Effective Google Searching
Monday, April 28, 2003
Why bother with a tutorial for Google? You just type in you topic and go, right?
Yes, you can do it that way but as I’m sure you’ve found, there tends to be a lot of results you don’t want mixed in with what you’re looking for. Even long-time Internet users and trained database searchers can get lost in the huge and unindexed Google Internet database.
Below is a shot of the well-known simple search box.

Next is the result page of our search. Over five million results on five completely different topics in the first page alone is a little much to go through.

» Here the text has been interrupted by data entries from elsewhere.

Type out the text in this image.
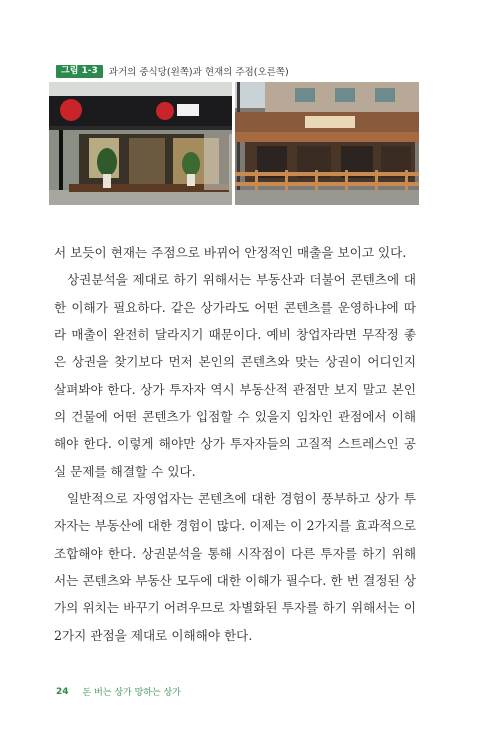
그림 1-3	과거의 중식당(왼쪽)과 현재의 주점(오른쪽)

서 보듯이 현재는 주점으로 바뀌어 안정적인 매출을 보이고 있다.

상권분석을 제대로 하기 위해서는 부동산과 더불어 콘텐츠에 대한 이해가 필요하다. 같은 상가라도 어떤 콘텐츠를 운영하냐에 따라 매출이 완전히 달라지기 때문이다. 예비 창업자라면 무작정 좋은 상권을 찾기보다 먼저 본인의 콘텐츠와 맞는 상권이 어디인지 살펴봐야 한다. 상가 투자자 역시 부동산적 관점만 보지 말고 본인의 건물에 어떤 콘텐츠가 입점할 수 있을지 임차인 관점에서 이해해야 한다. 이렇게 해야만 상가 투자자들의 고질적 스트레스인 공실 문제를 해결할 수 있다.

일반적으로 자영업자는 콘텐츠에 대한 경험이 풍부하고 상가 투자자는 부동산에 대한 경험이 많다. 이제는 이 2가지를 효과적으로 조합해야 한다. 상권분석을 통해 시작점이 다른 투자를 하기 위해서는 콘텐츠와 부동산 모두에 대한 이해가 필수다. 한 번 결정된 상가의 위치는 바꾸기 어려우므로 차별화된 투자를 하기 위해서는 이 2가지 관점을 제대로 이해해야 한다.

24 돈 버는 상가 망하는 상가
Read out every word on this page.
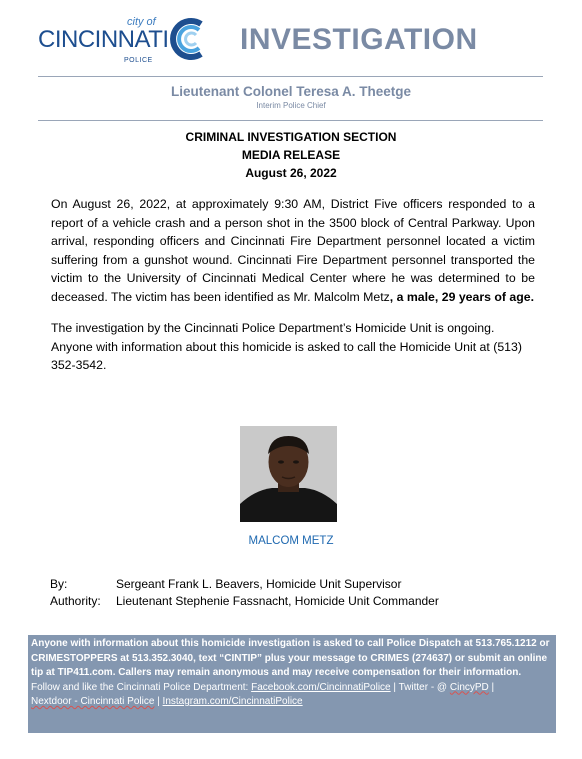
city of
CINCINNATI
POLICE
INVESTIGATION
Lieutenant Colonel Teresa A. Theetge
Interim Police Chief
CRIMINAL INVESTIGATION SECTION
MEDIA RELEASE
August 26, 2022
On August 26, 2022, at approximately 9:30 AM, District Five officers responded to a report of a vehicle crash and a person shot in the 3500 block of Central Parkway. Upon arrival, responding officers and Cincinnati Fire Department personnel located a victim suffering from a gunshot wound. Cincinnati Fire Department personnel transported the victim to the University of Cincinnati Medical Center where he was determined to be deceased. The victim has been identified as Mr. Malcolm Metz, a male, 29 years of age.
The investigation by the Cincinnati Police Department’s Homicide Unit is ongoing. Anyone with information about this homicide is asked to call the Homicide Unit at (513) 352-3542.
MALCOM METZ
By:	Sergeant Frank L. Beavers, Homicide Unit Supervisor
Authority:	Lieutenant Stephenie Fassnacht, Homicide Unit Commander
Anyone with information about this homicide investigation is asked to call Police Dispatch at 513.765.1212 or CRIMESTOPPERS at 513.352.3040, text “CINTIP” plus your message to CRIMES (274637) or submit an online tip at TIP411.com. Callers may remain anonymous and may receive compensation for their information.
Follow and like the Cincinnati Police Department: Facebook.com/CincinnatiPolice | Twitter - @ CincyPD |
Nextdoor - Cincinnati Police | Instagram.com/CincinnatiPolice
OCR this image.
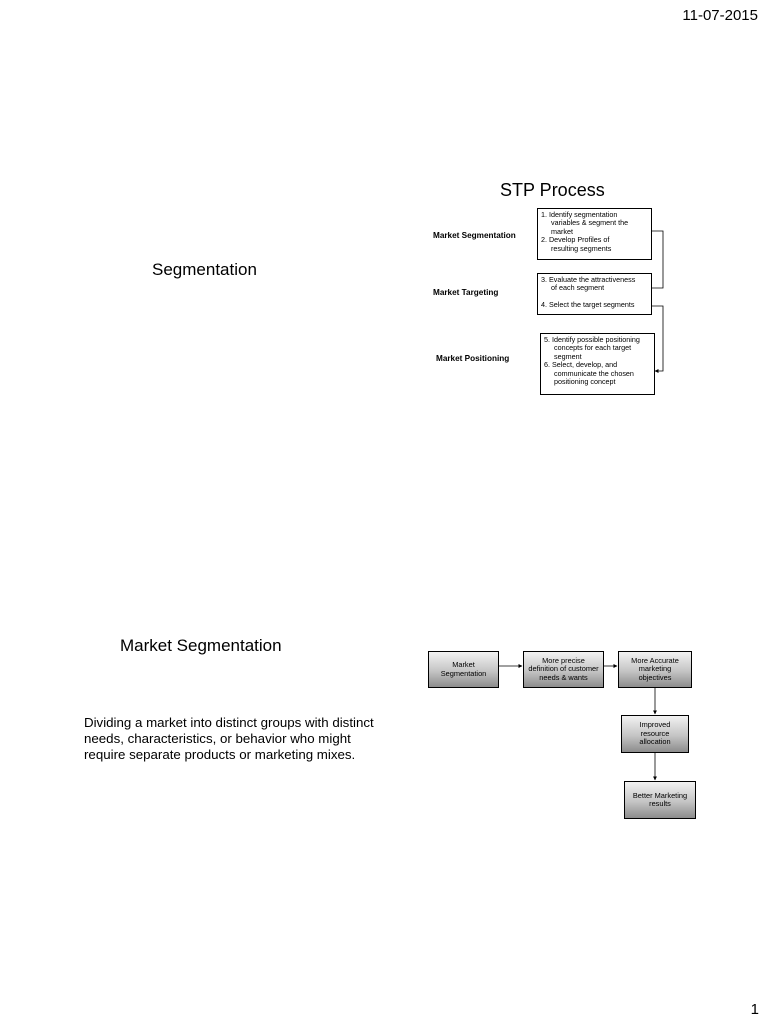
11-07-2015
Segmentation
STP Process
Market Segmentation
Market Targeting
Market Positioning

1. Identify segmentation

variables & segment the

market

2. Develop Profiles of

resulting segments

3. Evaluate the attractiveness

of each segment

4. Select the target segments

5. Identify possible positioning

concepts for each target

segment

6. Select, develop, and

communicate the chosen

positioning concept

Market Segmentation
Dividing a market into distinct groups with distinct needs, characteristics, or behavior who might require separate products or marketing mixes.
Market Segmentation
More precise definition of customer needs & wants
More Accurate marketing objectives
Improved resource allocation
Better Marketing results
1
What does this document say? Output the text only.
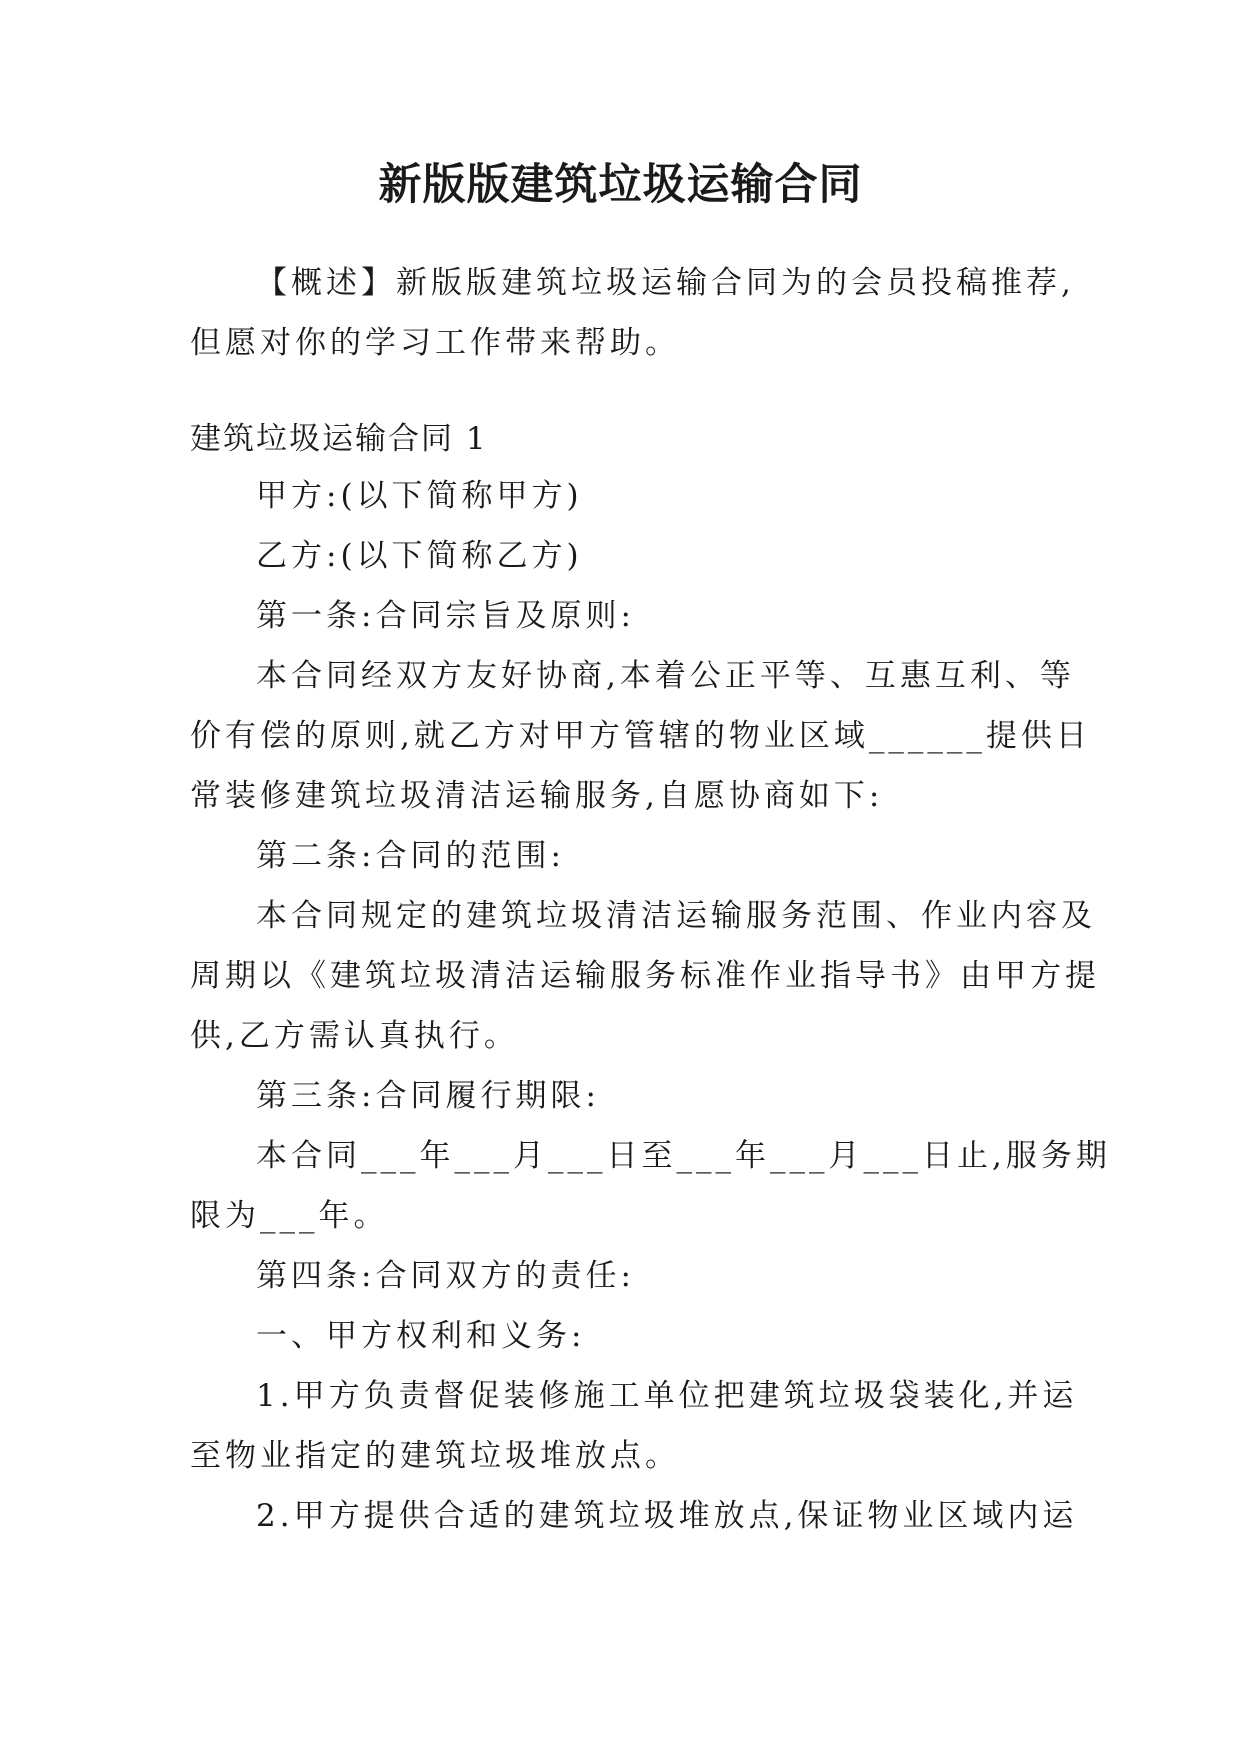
新版版建筑垃圾运输合同
【概述】新版版建筑垃圾运输合同为的会员投稿推荐,
但愿对你的学习工作带来帮助。
建筑垃圾运输合同 1
甲方:(以下简称甲方)
乙方:(以下简称乙方)
第一条:合同宗旨及原则:
本合同经双方友好协商,本着公正平等、互惠互利、等
价有偿的原则,就乙方对甲方管辖的物业区域______提供日
常装修建筑垃圾清洁运输服务,自愿协商如下:
第二条:合同的范围:
本合同规定的建筑垃圾清洁运输服务范围、作业内容及
周期以《建筑垃圾清洁运输服务标准作业指导书》由甲方提
供,乙方需认真执行。
第三条:合同履行期限:
本合同___年___月___日至___年___月___日止,服务期
限为___年。
第四条:合同双方的责任:
一、甲方权利和义务:
1.甲方负责督促装修施工单位把建筑垃圾袋装化,并运
至物业指定的建筑垃圾堆放点。
2.甲方提供合适的建筑垃圾堆放点,保证物业区域内运
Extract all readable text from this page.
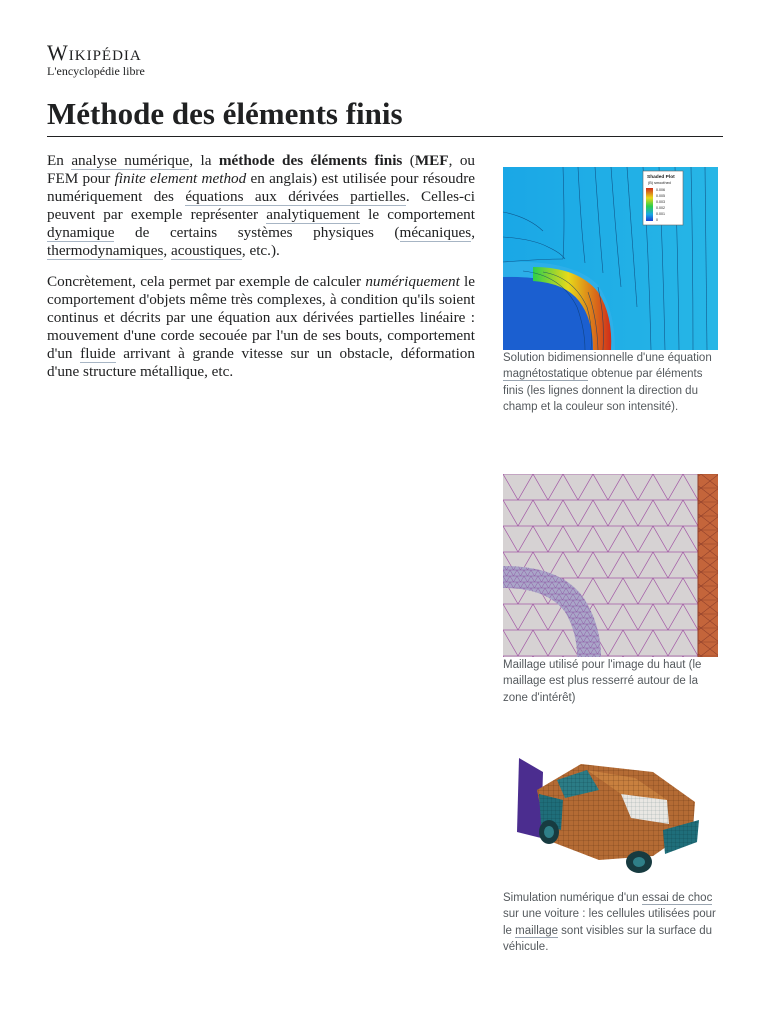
Wikipédia
L'encyclopédie libre
Méthode des éléments finis

En analyse numérique, la méthode des éléments finis (MEF, ou FEM pour finite element method en anglais) est utilisée pour résoudre numériquement des équations aux dérivées partielles. Celles-ci peuvent par exemple représenter analytiquement le comportement dynamique de certains systèmes physiques (mécaniques, thermodynamiques, acoustiques, etc.).

Concrètement, cela permet par exemple de calculer numériquement le comportement d'objets même très complexes, à condition qu'ils soient continus et décrits par une équation aux dérivées partielles linéaire : mouvement d'une corde secouée par l'un de ses bouts, comportement d'un fluide arrivant à grande vitesse sur un obstacle, déformation d'une structure métallique, etc.

Shaded Plot
(B) smoothed
0.006
0.005
0.003
0.002
0.001
0
Solution bidimensionnelle d'une équation magnétostatique obtenue par éléments finis (les lignes donnent la direction du champ et la couleur son intensité).
Maillage utilisé pour l'image du haut (le maillage est plus resserré autour de la zone d'intérêt)
Simulation numérique d'un essai de choc sur une voiture : les cellules utilisées pour le maillage sont visibles sur la surface du véhicule.
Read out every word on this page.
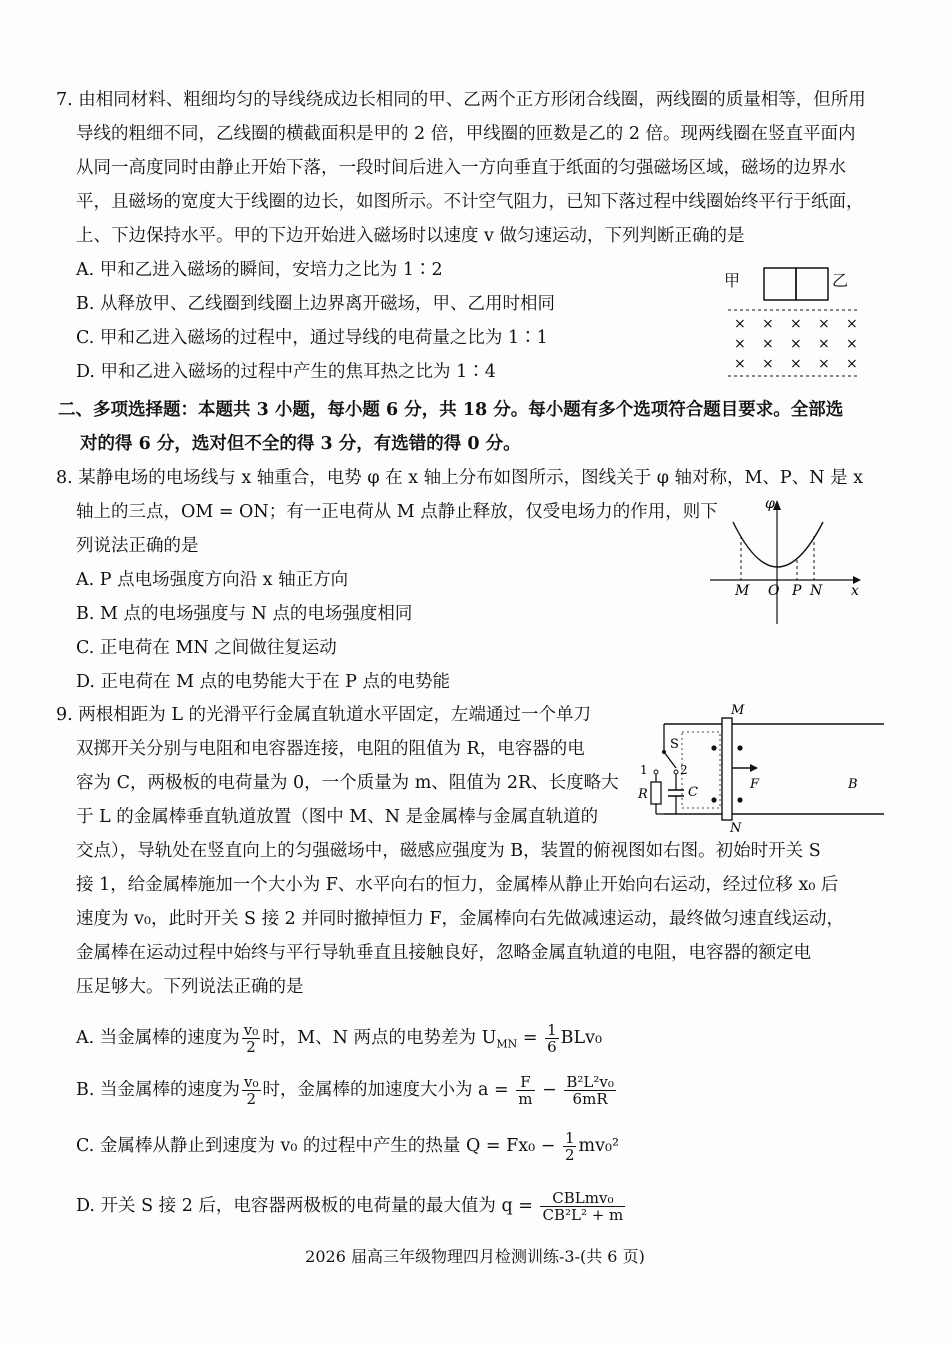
7. 由相同材料、粗细均匀的导线绕成边长相同的甲、乙两个正方形闭合线圈，两线圈的质量相等，但所用
导线的粗细不同，乙线圈的横截面积是甲的 2 倍，甲线圈的匝数是乙的 2 倍。现两线圈在竖直平面内
从同一高度同时由静止开始下落，一段时间后进入一方向垂直于纸面的匀强磁场区域，磁场的边界水
平，且磁场的宽度大于线圈的边长，如图所示。不计空气阻力，已知下落过程中线圈始终平行于纸面，
上、下边保持水平。甲的下边开始进入磁场时以速度 v 做匀速运动，下列判断正确的是
A. 甲和乙进入磁场的瞬间，安培力之比为 1∶2
B. 从释放甲、乙线圈到线圈上边界离开磁场，甲、乙用时相同
C. 甲和乙进入磁场的过程中，通过导线的电荷量之比为 1∶1
D. 甲和乙进入磁场的过程中产生的焦耳热之比为 1∶4
甲	乙
× × × × ×
× × × × ×
× × × × ×
二、多项选择题：本题共 3 小题，每小题 6 分，共 18 分。每小题有多个选项符合题目要求。全部选
对的得 6 分，选对但不全的得 3 分，有选错的得 0 分。
8. 某静电场的电场线与 x 轴重合，电势 φ 在 x 轴上分布如图所示，图线关于 φ 轴对称，M、P、N 是 x
轴上的三点，OM = ON；有一正电荷从 M 点静止释放，仅受电场力的作用，则下
列说法正确的是
A. P 点电场强度方向沿 x 轴正方向
B. M 点的电场强度与 N 点的电场强度相同
C. 正电荷在 MN 之间做往复运动
D. 正电荷在 M 点的电势能大于在 P 点的电势能
φ
M O P N x
9. 两根相距为 L 的光滑平行金属直轨道水平固定，左端通过一个单刀
双掷开关分别与电阻和电容器连接，电阻的阻值为 R，电容器的电
容为 C，两极板的电荷量为 0，一个质量为 m、阻值为 2R、长度略大
于 L 的金属棒垂直轨道放置（图中 M、N 是金属棒与金属直轨道的
交点），导轨处在竖直向上的匀强磁场中，磁感应强度为 B，装置的俯视图如右图。初始时开关 S
接 1，给金属棒施加一个大小为 F、水平向右的恒力，金属棒从静止开始向右运动，经过位移 x₀ 后
速度为 v₀，此时开关 S 接 2 并同时撤掉恒力 F，金属棒向右先做减速运动，最终做匀速直线运动，
金属棒在运动过程中始终与平行导轨垂直且接触良好，忽略金属直轨道的电阻，电容器的额定电
压足够大。下列说法正确的是
S
1	2
R	C
M
N
F	B
A. 当金属棒的速度为 $\frac{\text{v₀}}{2}$ 时，M、N 两点的电势差为 $U_{MN} = \frac{1}{6} BLv_0$
B. 当金属棒的速度为 $\frac{\text{v₀}}{2}$ 时，金属棒的加速度大小为 $a = \frac{F}{m} - \frac{\text{B²L²v₀}}{6mR}$
C. 金属棒从静止到速度为 v₀ 的过程中产生的热量 $Q = Fx_0 - \frac{1}{2} mv_0^2$
D. 开关 S 接 2 后，电容器两极板的电荷量的最大值为 $q = \frac{\text{CBLmv₀}}{\text{CB²L² + m}}$
2026 届高三年级物理四月检测训练-3-(共 6 页)
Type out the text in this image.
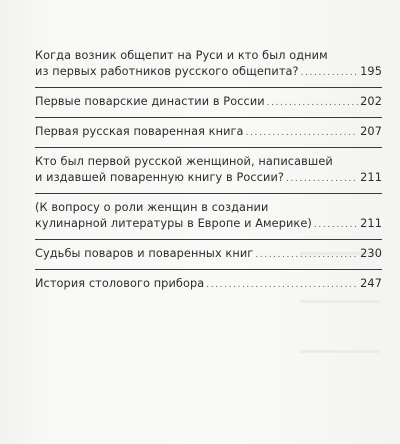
Когда возник общепит на Руси и кто был одним
из первых работников русского общепита? .....	195
Первые поварские династии в России .....	202
Первая русская поваренная книга .....	207
Кто был первой русской женщиной, написавшей
и издавшей поваренную книгу в России? .....	211
(К вопросу о роли женщин в создании
кулинарной литературы в Европе и Америке) .....	211
Судьбы поваров и поваренных книг .....	230
История столового прибора .....	247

Pretend we’re looking for information on tigers for a middle school report. You notice that one of the results on the first page is about Tiger Woods the golf player. To exclude these pages, you can use a minus sign (-) in place of the boolean operator “Not” with the word “golf.”

You can see we immediately get rid of three million pages, almost half of the original set. Another method of narrowing a search is to add more terms to your query. Instead of just searching for tiger in general, typing in “Asian tiger” takes the set down to 400,000. Google automatically combines the words with “And,” requiring every page to have both terms in the page. Pages were they occur closer together are ranked higher and appear first in the result list.

You can force Google to only find asian tiger as a phrase by putting it in quotes. The set is brought down to 13,000.

A link to Google’s advanced search page appears next to the search box. There are a number of options available on this page, including adding words to your search and setting your result page to showing up to 100 results per page, only retreiving pages in English, those updated recently, and restricting the areas where your terms occur in the pages. There are several other options on the page as well such as a link to the Advanced Search Tips with even more advice and an option to limit your results to a certain website or domain.

Finally, with our search query set at the phrase asian tiger combined with the term conservation and restricted to where they are in the text of those pages written in English and updated in the last three months, our result set has come from 5 million pages down to 200, taking less than a minute longer than the original one. And you can see from the result list that it’s very narrow indeed.